"A recordação é para aqueles que esqueceram", escreveu Plotino (Enéadas, 4, 6, 7 ss.). A doutrina é platônica. "Para aqueles que esqueceram, a rememoração é uma virtude; mas os perfeitos não perdem jamais a visão da verdade e não têm necessidade de rememorar" (Fedro 250). Existe, portanto, uma diferença entre memória (mneme) e recordação (anamnesis). Os deuses de que fala Buda no Dîghanykâya, e que caíram dos céus quando sua memória se perturbou, reencarnaram-se como homens. Alguns deles praticaram a ascese e a meditação e, graças à sua disciplina iogue, conseguiram recordar-se de suas existências anteriores. Uma memória perfeita é superior, portanto, à faculdade de rememorar. De uma maneira ou de outra, a recordação implica um "esquecimento" e este, como vimos, equivale, na Índia, à ignorância, à escravidão ( = cativeiro) e à morte.
Encontramos uma situação similar na Grécia. Não nos propomos a apresentar aqui todos os fatos referentes ao "esquecimento" e à anamnesis nas crenças e especulações gregas. Traçaremos apenas as diferentes modificações da "mitologia da memória e do esquecimento", cuja função capital nas sociedades proto-agrícolas foi examinada no capítulo precedente. Na índia como na Grécia, crenças mais ou menos análogas às dos proto-a-gricultores foram analisadas, reinterpretadas e revalorizadas pelos poetas, os contemplativos e os primeiros filósofos. O que equivale a dizer que, na Índia e na Grécia, não lidamos mais unicamente com comportamentos religiosos e expressões mitológicas, mas
sobretudo com rudimentos de psicologia e de metafísica. Não obstante, há continuidade entre as crenças "populares" e as especulações "filosóficas". É sobretudo essa continuidade que nos interessa.
A deusa Mnemósine, personificação da "Memória", irmã de Cronos e de Oceanos, é a mãe das Musas.
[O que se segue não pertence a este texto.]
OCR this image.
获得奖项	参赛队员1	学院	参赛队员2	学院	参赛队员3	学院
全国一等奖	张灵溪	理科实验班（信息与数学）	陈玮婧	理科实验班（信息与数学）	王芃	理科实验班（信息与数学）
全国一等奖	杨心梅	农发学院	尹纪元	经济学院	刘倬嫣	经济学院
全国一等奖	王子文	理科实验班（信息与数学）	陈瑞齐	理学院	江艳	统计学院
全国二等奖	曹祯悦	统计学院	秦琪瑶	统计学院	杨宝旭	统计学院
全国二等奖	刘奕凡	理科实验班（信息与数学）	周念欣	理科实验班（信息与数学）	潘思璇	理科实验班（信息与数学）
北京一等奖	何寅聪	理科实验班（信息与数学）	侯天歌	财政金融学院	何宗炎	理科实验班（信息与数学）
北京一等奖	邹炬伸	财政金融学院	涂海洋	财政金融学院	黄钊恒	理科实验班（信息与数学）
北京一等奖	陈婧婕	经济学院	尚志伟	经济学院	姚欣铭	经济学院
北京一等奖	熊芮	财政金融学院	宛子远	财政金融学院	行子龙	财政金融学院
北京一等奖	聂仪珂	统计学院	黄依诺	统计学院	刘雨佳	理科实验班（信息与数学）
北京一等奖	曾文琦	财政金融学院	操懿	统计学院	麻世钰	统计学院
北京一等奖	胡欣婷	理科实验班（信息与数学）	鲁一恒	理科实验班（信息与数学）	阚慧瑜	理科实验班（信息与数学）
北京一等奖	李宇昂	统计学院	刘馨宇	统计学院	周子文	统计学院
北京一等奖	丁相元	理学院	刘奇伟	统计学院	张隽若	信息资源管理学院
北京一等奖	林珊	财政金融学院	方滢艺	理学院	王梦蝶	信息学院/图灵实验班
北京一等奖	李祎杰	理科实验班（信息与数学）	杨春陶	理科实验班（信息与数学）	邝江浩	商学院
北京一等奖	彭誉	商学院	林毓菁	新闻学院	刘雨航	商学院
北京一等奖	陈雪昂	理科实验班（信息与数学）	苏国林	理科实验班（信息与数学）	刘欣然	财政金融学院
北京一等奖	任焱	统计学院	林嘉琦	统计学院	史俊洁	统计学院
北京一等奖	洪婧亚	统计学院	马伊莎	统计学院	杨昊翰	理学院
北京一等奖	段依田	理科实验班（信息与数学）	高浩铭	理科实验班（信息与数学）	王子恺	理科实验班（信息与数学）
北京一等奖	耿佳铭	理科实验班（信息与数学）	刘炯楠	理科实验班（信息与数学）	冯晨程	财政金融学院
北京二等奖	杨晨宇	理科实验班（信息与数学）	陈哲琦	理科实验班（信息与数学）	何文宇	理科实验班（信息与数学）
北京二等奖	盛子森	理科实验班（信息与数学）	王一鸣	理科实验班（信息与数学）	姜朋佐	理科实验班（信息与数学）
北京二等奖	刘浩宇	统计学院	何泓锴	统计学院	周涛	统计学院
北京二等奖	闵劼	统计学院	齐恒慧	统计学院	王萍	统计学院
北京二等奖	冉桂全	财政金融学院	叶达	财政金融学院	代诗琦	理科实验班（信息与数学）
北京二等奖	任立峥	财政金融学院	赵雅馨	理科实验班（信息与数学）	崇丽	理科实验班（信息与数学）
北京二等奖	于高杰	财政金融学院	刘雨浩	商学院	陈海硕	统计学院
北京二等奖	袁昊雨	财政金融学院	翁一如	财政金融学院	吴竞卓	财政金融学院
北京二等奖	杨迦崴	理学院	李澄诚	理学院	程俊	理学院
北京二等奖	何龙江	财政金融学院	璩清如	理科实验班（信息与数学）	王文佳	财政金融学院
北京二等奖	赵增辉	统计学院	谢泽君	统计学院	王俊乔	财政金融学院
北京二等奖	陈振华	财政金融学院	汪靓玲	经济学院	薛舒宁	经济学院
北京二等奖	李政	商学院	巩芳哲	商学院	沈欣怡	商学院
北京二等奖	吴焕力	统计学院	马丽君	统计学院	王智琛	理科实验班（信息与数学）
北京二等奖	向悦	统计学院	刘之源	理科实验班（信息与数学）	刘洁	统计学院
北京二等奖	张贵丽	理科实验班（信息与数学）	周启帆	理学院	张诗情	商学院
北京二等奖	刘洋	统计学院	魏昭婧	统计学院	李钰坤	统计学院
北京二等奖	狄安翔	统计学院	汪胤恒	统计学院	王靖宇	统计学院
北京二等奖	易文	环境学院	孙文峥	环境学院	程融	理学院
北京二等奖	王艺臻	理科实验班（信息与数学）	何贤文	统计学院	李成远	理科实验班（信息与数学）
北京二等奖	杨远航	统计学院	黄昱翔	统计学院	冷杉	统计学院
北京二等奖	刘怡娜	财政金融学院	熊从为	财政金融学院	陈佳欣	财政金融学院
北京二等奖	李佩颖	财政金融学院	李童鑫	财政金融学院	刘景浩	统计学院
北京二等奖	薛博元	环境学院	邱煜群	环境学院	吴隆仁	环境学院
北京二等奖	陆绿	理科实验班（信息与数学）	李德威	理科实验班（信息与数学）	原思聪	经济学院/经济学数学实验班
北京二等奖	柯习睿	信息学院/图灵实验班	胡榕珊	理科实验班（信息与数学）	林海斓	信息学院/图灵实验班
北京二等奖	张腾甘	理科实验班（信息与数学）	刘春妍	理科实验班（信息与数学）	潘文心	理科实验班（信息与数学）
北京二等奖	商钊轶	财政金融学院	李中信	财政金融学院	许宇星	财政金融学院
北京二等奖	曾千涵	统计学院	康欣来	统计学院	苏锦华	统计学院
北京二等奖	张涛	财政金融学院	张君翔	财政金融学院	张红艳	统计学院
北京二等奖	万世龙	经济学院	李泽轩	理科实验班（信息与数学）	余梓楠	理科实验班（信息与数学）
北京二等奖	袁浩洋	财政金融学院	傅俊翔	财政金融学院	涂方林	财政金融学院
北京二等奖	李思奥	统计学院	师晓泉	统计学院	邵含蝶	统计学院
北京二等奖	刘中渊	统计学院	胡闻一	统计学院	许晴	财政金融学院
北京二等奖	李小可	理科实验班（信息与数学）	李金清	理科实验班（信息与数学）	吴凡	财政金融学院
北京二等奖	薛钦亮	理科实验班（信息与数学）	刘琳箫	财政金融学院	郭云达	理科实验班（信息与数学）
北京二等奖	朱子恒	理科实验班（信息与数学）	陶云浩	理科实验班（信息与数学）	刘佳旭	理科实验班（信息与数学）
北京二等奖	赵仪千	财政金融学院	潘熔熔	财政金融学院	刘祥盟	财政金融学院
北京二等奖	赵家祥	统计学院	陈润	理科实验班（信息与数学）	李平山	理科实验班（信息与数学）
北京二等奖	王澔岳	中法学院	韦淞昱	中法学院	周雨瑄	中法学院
Ela é onisciente: segundo Hesíodo (Teogonia, 32, 38), ela sabe "tudo o que foi, tudo o que é, tudo o que será". Quando o poeta é possuído pelas Musas, ele sorve diretamente da ciência de Mnemósine, isto é, sobretudo do conhecimento das "origens", dos "primórdios", das genealogias. "As Musas cantam, com efeito, a começar do princípio — ex arkhés (Teogonia, 45, 115) — o aparecimento do mundo, a gênese dos deuses, o nascimento da humanidade. O passado assim revelado é mais que o antecedente do presente: é a sua fonte. Ao remontar a ele, a rememoração procura, não situar os eventos
num quadro temporal, mas atingir as profundezas do ser, descobrir o original, a realidade primordial da qual proveio o cosmo, e que permite compreender o devir em sua totalidade".(1)
Graças à memória primordial que ele é capaz de recuperar, o poeta inspirado pelas Musas tem acesso às realidades originais. Essas realidades manifestaram-se nos Tempos míticos do princípio e constituem o fundamento deste Mundo. Mas, justamente por terem aparecido ab origine, essas realidades não são mais perceptíveis na experiência corrente. J. P. Vernant com razão compara a inspiração do poeta à "evocação" de um morto do mundo infernal ou a um descensus ad inferos empreendido por um vivo a fim de aprender o que ele
quer conhecer. "O privilégio que Mnemósine confere ao aedo é o de um contato com o outro mundo, a possibilidade de nele entrar e dele sair livremente. O passado surge corno uma dimensão do além".(2)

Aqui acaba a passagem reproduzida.